В последующие годы я продолжал работать над изучением болезней, вызываемых вирусами, их зарождения и развития, и обнаружил, что агрессивный симбиоз проходит в развитии через серию весьма специфических и отчетливых стадий. Предварительная стадия сводится к тому, что вирус находит нового для себя партнера. Образ взаимодействия вируса с этим партнером сильно зависит от того, насколько близок новому носителю вид, изначально носивший вирус. Если близок, то вирус может использовать прежние, уже хорошо развитые, отработанные стратегии размножения, если нет — должен искать новые, и потому сперва его способность передаваться от одного нового носителя к другому может быть невысокой. «Безымянный» («Sin Nombre») хантавирус перешел к людям от грызуна и, хотя убивал большой процент заразившихся, между людьми практически не передавался.
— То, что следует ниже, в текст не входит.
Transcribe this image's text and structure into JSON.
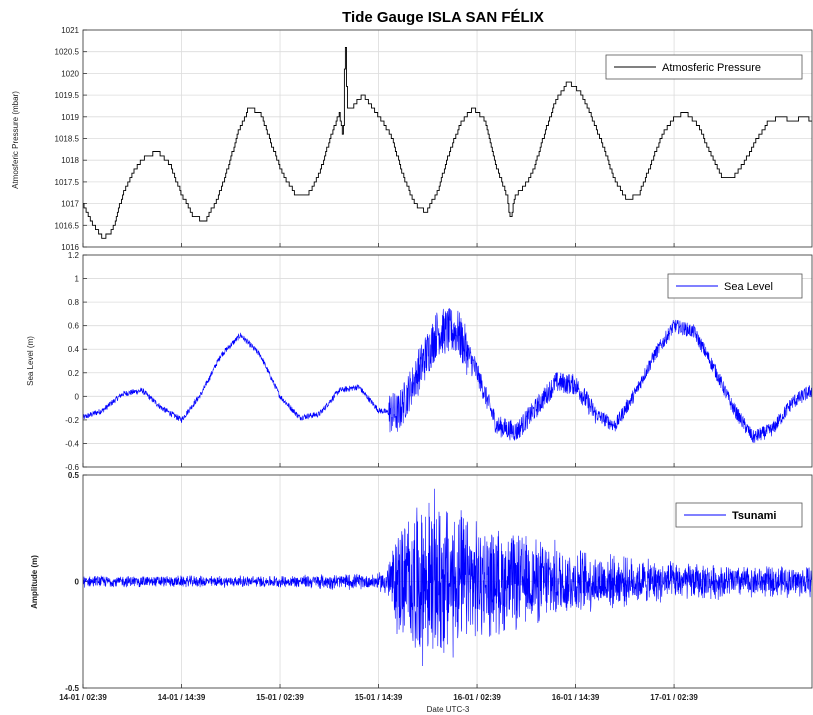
{
  "chart_data": [
    {
      "type": "line",
      "title": "Tide Gauge ISLA SAN FÉLIX",
      "xlabel": "",
      "ylabel": "Atmosferic Pressure (mbar)",
      "ylim": [
        1016,
        1021
      ],
      "yticks": [
        "1016",
        "1016.5",
        "1017",
        "1017.5",
        "1018",
        "1018.5",
        "1019",
        "1019.5",
        "1020",
        "1020.5",
        "1021"
      ],
      "xlim": [
        0,
        3.7
      ],
      "xtick_values": [
        0,
        0.5,
        1,
        1.5,
        2,
        2.5,
        3
      ],
      "grid": true,
      "legend_position": "top-right",
      "series": [
        {
          "name": "Atmosferic Pressure",
          "color": "#000000",
          "x": [
            0,
            0.05,
            0.1,
            0.15,
            0.2,
            0.26,
            0.32,
            0.38,
            0.44,
            0.5,
            0.56,
            0.62,
            0.68,
            0.74,
            0.79,
            0.84,
            0.9,
            0.96,
            1.02,
            1.08,
            1.14,
            1.2,
            1.26,
            1.3,
            1.32,
            1.33,
            1.34,
            1.36,
            1.42,
            1.5,
            1.56,
            1.62,
            1.68,
            1.74,
            1.8,
            1.86,
            1.92,
            1.98,
            2.04,
            2.1,
            2.15,
            2.17,
            2.19,
            2.22,
            2.28,
            2.34,
            2.4,
            2.46,
            2.52,
            2.58,
            2.64,
            2.7,
            2.76,
            2.82,
            2.88,
            2.94,
            3.0,
            3.06,
            3.12,
            3.18,
            3.24,
            3.3,
            3.36,
            3.42,
            3.48,
            3.54,
            3.6,
            3.66,
            3.7
          ],
          "y": [
            1017.0,
            1016.5,
            1016.2,
            1016.4,
            1017.2,
            1017.8,
            1018.1,
            1018.2,
            1017.9,
            1017.2,
            1016.7,
            1016.6,
            1017.1,
            1017.9,
            1018.7,
            1019.2,
            1019.1,
            1018.3,
            1017.6,
            1017.2,
            1017.2,
            1017.7,
            1018.6,
            1019.1,
            1018.5,
            1020.9,
            1019.2,
            1019.2,
            1019.5,
            1019.0,
            1018.6,
            1017.7,
            1017.0,
            1016.8,
            1017.3,
            1018.2,
            1018.9,
            1019.2,
            1018.9,
            1017.8,
            1017.2,
            1016.6,
            1017.2,
            1017.3,
            1017.7,
            1018.6,
            1019.4,
            1019.8,
            1019.6,
            1019.0,
            1018.3,
            1017.5,
            1017.1,
            1017.2,
            1017.9,
            1018.6,
            1019.0,
            1019.1,
            1018.8,
            1018.2,
            1017.6,
            1017.6,
            1018.0,
            1018.5,
            1018.9,
            1019.0,
            1018.9,
            1019.0,
            1018.9
          ]
        }
      ]
    },
    {
      "type": "line",
      "ylabel": "Sea Level (m)",
      "ylim": [
        -0.6,
        1.2
      ],
      "yticks": [
        "-0.6",
        "-0.4",
        "-0.2",
        "0",
        "0.2",
        "0.4",
        "0.6",
        "0.8",
        "1",
        "1.2"
      ],
      "xlim": [
        0,
        3.7
      ],
      "grid": true,
      "legend_position": "top-right",
      "series": [
        {
          "name": "Sea Level",
          "color": "#0000ff",
          "x": [
            0,
            0.1,
            0.2,
            0.3,
            0.4,
            0.5,
            0.6,
            0.7,
            0.8,
            0.9,
            1.0,
            1.1,
            1.2,
            1.3,
            1.4,
            1.5,
            1.6,
            1.7,
            1.8,
            1.9,
            2.0,
            2.1,
            2.2,
            2.3,
            2.4,
            2.5,
            2.6,
            2.7,
            2.8,
            2.9,
            3.0,
            3.1,
            3.2,
            3.3,
            3.4,
            3.5,
            3.6,
            3.7
          ],
          "y": [
            -0.18,
            -0.12,
            0.02,
            0.05,
            -0.1,
            -0.2,
            0.02,
            0.35,
            0.52,
            0.35,
            0.0,
            -0.18,
            -0.15,
            0.05,
            0.08,
            -0.12,
            -0.15,
            0.2,
            0.55,
            0.55,
            0.2,
            -0.25,
            -0.3,
            -0.1,
            0.12,
            0.1,
            -0.15,
            -0.25,
            0.02,
            0.35,
            0.6,
            0.55,
            0.25,
            -0.1,
            -0.35,
            -0.28,
            -0.05,
            0.05
          ]
        }
      ]
    },
    {
      "type": "line",
      "ylabel": "Amplitude (m)",
      "xlabel": "Date UTC-3",
      "ylim": [
        -0.5,
        0.5
      ],
      "yticks": [
        "-0.5",
        "0",
        "0.5"
      ],
      "xlim": [
        0,
        3.7
      ],
      "xticks": [
        "14-01 / 02:39",
        "14-01 / 14:39",
        "15-01 / 02:39",
        "15-01 / 14:39",
        "16-01 / 02:39",
        "16-01 / 14:39",
        "17-01 / 02:39"
      ],
      "grid": true,
      "legend_position": "top-right",
      "series": [
        {
          "name": "Tsunami",
          "color": "#0000ff",
          "x": [
            0,
            0.25,
            0.5,
            0.75,
            1.0,
            1.25,
            1.5,
            1.55,
            1.6,
            1.7,
            1.8,
            1.9,
            2.0,
            2.2,
            2.4,
            2.6,
            2.8,
            3.0,
            3.2,
            3.4,
            3.6,
            3.7
          ],
          "envelope": [
            0.03,
            0.03,
            0.03,
            0.03,
            0.03,
            0.04,
            0.04,
            0.1,
            0.3,
            0.4,
            0.45,
            0.38,
            0.3,
            0.25,
            0.2,
            0.15,
            0.12,
            0.1,
            0.09,
            0.08,
            0.08,
            0.08
          ]
        }
      ]
    }
  ]
}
Вызвавшие печально знаменитые эпидемии геморрагических лихорадок последнего времени африканские вирусы Марбург, Ласса, Эбола, южноамериканские Мачупо и Хунин вели себя так же. Ласса, Мачупо и Хунин перешли от грызунов и практически не могли распространяться между людьми. Еще не установлены с достоверностью природные носители Марбурга и Эболы, но их неспособность передаваться от человека к человеку тоже предполагает природного носителя, биологически весьма далекого от человека. В этих случаях генетическое различие между новым и старым носителями делает невозможной эволюционное развитие нового симбиоза. Но если вирус переходит от генетически родственного вида — например, вирус кроличьего миксоматоза, симбиотичный бразильскому лесному кролику, или вирусы ВИЧ и HTLV, перепрыгнувшие от мартышек и шимпанзе к близкородственному им человеку, — генетическое сходство носителей открывает путь эволюционной динамике. Поскольку механизм иммунитета и ткани нового носителя уже «знакомы» вирусу, прежние стратегии размножения вируса будут работать с новым хозяином почти так же, как и со старым. Более того, все такие «родственно-кочующие» вирусы обладают важным общим свойством: единожды попавши в нового индивида либо биологический вид, они уже никогда и никуда не уходят, ни из отдельного индивида, ни из пораженной популяции, ни из вида в целом. Это свойство в биологии называется «персистентностью», а такие вирусы называются «персистентными вирусами». Очевидно, столь долгое и по необходимости весьма тесное сосуществование влечет за собой значительные эволюционные последствия и для вируса, и для носителя.